Adile Naşit, 21 Haziran 1985 tarihinde verdiği demecinde bir anısını şöyle anlatmıştır:
"Bizim Aile filminin çekimlerindeydik. Halit Akçatepe ile Münir Özkul, aralarında konuşup gülüşüyorlardı. Tarık Akan da bir köşeye dalıp dalıp gidiyordu. Yanına gittim; çok samimi değildik. Çorba içme saatiydi; çorba içtik ve 'Hayırdır?' dedim. Zor da olsa anlatmaya başladı: 'Mühendislik fakültesindeyken okula yakın bir yerde bir basımevci arkadaşım vardı. Cebinden kitaplar basar; insanlar okusun diye uğraşırdı. Bugün gelirken ona rastladım; işleri bozulmuş, kapatmak zorunda kalacakmış dükkanı...' dedi.
Çekimler iyi gidiyordu; Münir'in yanına gittim, durumu anlattım.
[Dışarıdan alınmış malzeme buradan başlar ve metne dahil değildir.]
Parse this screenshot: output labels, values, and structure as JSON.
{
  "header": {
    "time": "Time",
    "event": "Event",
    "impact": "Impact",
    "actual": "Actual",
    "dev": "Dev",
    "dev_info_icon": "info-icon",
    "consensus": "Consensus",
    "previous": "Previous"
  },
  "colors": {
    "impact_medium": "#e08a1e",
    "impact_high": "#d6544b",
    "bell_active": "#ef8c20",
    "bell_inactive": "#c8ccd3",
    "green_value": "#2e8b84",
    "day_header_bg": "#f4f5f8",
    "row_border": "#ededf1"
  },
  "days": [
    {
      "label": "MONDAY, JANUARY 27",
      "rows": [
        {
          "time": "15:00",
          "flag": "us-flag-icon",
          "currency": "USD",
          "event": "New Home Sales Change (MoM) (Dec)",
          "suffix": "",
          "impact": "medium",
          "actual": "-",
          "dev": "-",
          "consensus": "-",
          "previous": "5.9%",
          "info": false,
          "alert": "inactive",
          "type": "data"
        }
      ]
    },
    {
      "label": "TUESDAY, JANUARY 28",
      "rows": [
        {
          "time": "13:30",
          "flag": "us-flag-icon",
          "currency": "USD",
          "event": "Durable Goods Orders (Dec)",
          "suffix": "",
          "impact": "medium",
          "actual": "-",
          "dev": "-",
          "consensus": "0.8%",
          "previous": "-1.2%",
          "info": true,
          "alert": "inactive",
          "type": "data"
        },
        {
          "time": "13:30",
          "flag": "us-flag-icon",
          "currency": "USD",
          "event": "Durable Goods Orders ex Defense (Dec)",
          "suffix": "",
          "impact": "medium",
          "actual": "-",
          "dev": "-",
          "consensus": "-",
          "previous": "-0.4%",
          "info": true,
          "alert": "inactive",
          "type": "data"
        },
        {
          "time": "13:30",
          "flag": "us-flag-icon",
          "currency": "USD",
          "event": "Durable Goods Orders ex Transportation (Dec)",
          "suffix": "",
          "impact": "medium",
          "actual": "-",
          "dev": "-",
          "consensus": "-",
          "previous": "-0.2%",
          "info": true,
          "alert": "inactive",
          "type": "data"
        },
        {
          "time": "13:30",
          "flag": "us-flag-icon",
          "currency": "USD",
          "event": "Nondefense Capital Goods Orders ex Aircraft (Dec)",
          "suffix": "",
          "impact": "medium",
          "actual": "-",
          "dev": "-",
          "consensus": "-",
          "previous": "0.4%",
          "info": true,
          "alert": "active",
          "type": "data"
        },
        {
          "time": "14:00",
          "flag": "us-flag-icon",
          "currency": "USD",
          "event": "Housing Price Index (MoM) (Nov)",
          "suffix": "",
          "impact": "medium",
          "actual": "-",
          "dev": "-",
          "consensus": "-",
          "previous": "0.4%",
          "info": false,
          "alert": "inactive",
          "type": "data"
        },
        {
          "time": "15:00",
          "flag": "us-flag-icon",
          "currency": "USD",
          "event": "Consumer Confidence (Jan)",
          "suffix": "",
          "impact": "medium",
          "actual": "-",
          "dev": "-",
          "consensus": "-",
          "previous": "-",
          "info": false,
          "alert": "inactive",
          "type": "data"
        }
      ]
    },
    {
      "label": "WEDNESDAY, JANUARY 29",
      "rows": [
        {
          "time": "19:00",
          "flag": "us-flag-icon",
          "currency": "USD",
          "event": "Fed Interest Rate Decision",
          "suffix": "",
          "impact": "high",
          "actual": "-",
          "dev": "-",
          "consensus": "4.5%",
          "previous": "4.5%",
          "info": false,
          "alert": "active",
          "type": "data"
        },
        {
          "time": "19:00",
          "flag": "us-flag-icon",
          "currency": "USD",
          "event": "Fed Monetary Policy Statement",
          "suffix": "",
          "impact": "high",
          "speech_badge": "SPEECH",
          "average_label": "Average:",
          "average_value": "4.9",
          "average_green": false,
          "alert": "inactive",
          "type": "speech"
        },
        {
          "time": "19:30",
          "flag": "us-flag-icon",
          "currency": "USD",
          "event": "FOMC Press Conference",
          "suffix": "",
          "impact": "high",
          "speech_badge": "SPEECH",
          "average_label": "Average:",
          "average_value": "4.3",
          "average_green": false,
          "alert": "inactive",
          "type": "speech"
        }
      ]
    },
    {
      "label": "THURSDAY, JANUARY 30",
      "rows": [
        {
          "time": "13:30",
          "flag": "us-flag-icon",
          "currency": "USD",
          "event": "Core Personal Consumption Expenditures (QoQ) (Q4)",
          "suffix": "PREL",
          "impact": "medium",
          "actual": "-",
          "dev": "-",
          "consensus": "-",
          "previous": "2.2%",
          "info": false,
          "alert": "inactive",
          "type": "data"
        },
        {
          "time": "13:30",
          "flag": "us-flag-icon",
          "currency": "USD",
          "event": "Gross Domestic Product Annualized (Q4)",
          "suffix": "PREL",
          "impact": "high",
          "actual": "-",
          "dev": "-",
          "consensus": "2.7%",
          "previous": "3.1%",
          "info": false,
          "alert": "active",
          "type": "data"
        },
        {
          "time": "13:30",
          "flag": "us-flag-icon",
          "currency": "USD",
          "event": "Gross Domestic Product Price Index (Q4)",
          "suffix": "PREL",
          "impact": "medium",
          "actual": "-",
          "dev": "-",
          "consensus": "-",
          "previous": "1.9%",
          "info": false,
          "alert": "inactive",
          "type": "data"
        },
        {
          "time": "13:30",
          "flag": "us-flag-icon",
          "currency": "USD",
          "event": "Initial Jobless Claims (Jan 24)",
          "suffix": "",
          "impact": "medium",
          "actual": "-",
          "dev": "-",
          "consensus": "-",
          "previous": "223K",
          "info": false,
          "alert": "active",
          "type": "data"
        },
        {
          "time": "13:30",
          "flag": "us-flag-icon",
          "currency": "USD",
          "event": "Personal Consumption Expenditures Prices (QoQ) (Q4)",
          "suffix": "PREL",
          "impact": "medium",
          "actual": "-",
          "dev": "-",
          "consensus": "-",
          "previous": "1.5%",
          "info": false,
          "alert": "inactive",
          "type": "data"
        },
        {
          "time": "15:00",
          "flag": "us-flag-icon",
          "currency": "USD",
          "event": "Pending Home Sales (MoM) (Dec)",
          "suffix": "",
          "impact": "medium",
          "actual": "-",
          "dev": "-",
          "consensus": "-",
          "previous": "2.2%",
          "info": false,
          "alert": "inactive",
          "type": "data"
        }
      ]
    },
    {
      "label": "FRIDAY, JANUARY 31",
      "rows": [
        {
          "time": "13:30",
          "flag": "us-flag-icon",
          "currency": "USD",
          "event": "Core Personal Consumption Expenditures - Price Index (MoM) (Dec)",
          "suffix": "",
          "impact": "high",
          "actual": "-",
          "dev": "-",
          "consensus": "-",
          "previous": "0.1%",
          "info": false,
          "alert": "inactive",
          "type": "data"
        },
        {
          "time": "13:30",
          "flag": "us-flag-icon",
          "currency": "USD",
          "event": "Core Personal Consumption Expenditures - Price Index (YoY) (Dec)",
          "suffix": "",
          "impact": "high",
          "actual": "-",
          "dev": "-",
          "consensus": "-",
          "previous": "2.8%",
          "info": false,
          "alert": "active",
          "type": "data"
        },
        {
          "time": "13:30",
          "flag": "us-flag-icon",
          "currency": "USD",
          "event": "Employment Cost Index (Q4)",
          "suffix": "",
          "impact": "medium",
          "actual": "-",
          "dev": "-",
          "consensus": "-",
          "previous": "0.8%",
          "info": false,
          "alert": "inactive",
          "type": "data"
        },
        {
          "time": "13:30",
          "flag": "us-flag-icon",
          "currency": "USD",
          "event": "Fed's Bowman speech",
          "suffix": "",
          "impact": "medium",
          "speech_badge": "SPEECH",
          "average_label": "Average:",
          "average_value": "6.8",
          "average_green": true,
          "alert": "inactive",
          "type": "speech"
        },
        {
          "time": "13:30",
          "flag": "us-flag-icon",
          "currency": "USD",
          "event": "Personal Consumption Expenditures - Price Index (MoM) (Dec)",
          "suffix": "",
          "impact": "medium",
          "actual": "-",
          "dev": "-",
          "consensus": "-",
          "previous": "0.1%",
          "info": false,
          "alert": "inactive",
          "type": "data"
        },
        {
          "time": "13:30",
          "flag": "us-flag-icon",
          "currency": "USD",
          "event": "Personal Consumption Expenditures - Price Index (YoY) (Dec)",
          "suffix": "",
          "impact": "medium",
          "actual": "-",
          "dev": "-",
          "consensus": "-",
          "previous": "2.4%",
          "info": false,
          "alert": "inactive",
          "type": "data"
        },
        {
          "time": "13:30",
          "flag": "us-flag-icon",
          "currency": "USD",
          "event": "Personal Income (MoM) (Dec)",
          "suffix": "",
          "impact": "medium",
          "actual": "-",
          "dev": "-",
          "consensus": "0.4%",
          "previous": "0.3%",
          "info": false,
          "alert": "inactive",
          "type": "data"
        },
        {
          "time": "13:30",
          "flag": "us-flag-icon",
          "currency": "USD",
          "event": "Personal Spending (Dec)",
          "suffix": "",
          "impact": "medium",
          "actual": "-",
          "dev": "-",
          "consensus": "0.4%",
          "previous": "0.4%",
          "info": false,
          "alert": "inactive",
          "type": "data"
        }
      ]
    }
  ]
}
Yevmiye usulüyle çalışıyorduk; ne yapacağımızı da çok bilmediğimiz için bekledik. Belki elimizden bir şey gelirdi. Münir bunu epey dert edindi. Hani o can alıcı sahne var ya; Münir'in o güzel tiradı... Saim Bey'in kapısından içeri girer: 'Sen değil, ben büyüğüm ben!' diye noktalar. İşte o sahnede, herkesin eli ayağı buz kesti. Yarım saat bir sessizlik oldu. Gün bitti; yevmiyeler dağıtıldı. O gün ne olduysa, hepimiz üçer yevmiye aldık; Münir on yevmiye almıştı. Herkes aldıklarını bir araya getirdi; topladık ve Tarık'a uzattık, almadı; zorla aldırdık. Birlikte gidip basımevindeki işler düzelene kadar, her gün biraz daha destek olduk. Bu gün, Tarık'ın çabasıyla o basımevi şimdi çalışıyor ve geçtiğimiz gün yirmi bin kitap basıp tüm ülkedeki okul kütüphanelerine yolladı."